Date of Award

December 2019

Document Type


Degree Name

Doctor of Philosophy (PhD)


Education and Organizational Leadership Development

Committee Member

Hans W. Klar

Committee Member

Daniella Hall

Committee Member

Alison Leonard

Committee Member

Lee D'Andrea


Though researchers have demonstrated the benefit of prolonged engagement in the arts (Catterall, Dumais, & Hapden-Thompson, 2012) school districts struggle to maintain high quality programs. Rural programs, in particular, are faced with unique challenges to providing arts programs (Donovan & Brown, 2017). Despite these challenges, some rural school districts have succeeded in providing quality programs, which are more in line with more resourced urban districts. Arts researchers (Bodilly, Augustine, & Zakaras, 2008) have found that arts coordination is a strategy to increase access to and the quality of an arts program. Further, districts of quality, even small ones, have arts coordinators (President’s Committee on the Arts and the Humanities and Arts Education Partnership, 1999). Yet, arts coordination is not well defined in the literature and has not been the focus of any rural study.

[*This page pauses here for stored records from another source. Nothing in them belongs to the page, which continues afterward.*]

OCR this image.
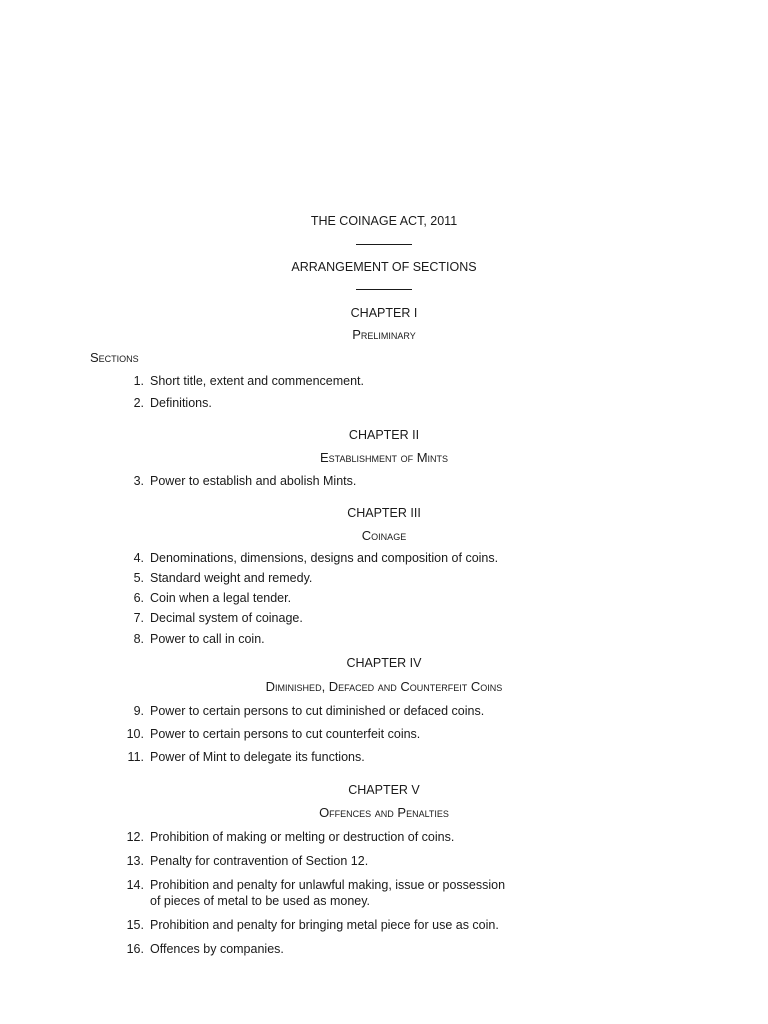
THE COINAGE ACT, 2011
ARRANGEMENT OF SECTIONS
CHAPTER I
Preliminary
Sections
1. Short title, extent and commencement.
2. Definitions.
CHAPTER II
Establishment of Mints
3. Power to establish and abolish Mints.
CHAPTER III
Coinage
4. Denominations, dimensions, designs and composition of coins.
5. Standard weight and remedy.
6. Coin when a legal tender.
7. Decimal system of coinage.
8. Power to call in coin.
CHAPTER IV
Diminished, Defaced and Counterfeit Coins
9. Power to certain persons to cut diminished or defaced coins.
10. Power to certain persons to cut counterfeit coins.
11. Power of Mint to delegate its functions.
CHAPTER V
Offences and Penalties
12. Prohibition of making or melting or destruction of coins.
13. Penalty for contravention of Section 12.
14. Prohibition and penalty for unlawful making, issue or possession
of pieces of metal to be used as money.
15. Prohibition and penalty for bringing metal piece for use as coin.
16. Offences by companies.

In this research, a single case study was utilized to examine how one rural school district coordinated the leadership of its arts program using distributed leadership. In particular, the research focused on how different levels of leadership from the district to the teachers were involved and the roles they played in arts coordination. The study also examined what impact arts coordination had on the quality of the program and its connection to the community.

The results of the study suggest that a rural school district should implement distributed leadership in order to coordinate its arts program and impact its quality and connection to the community. Rural districts should consider a multi-level approach to distributing leadership while considering their own context. This study provides a baseline for further research on rural arts coordination.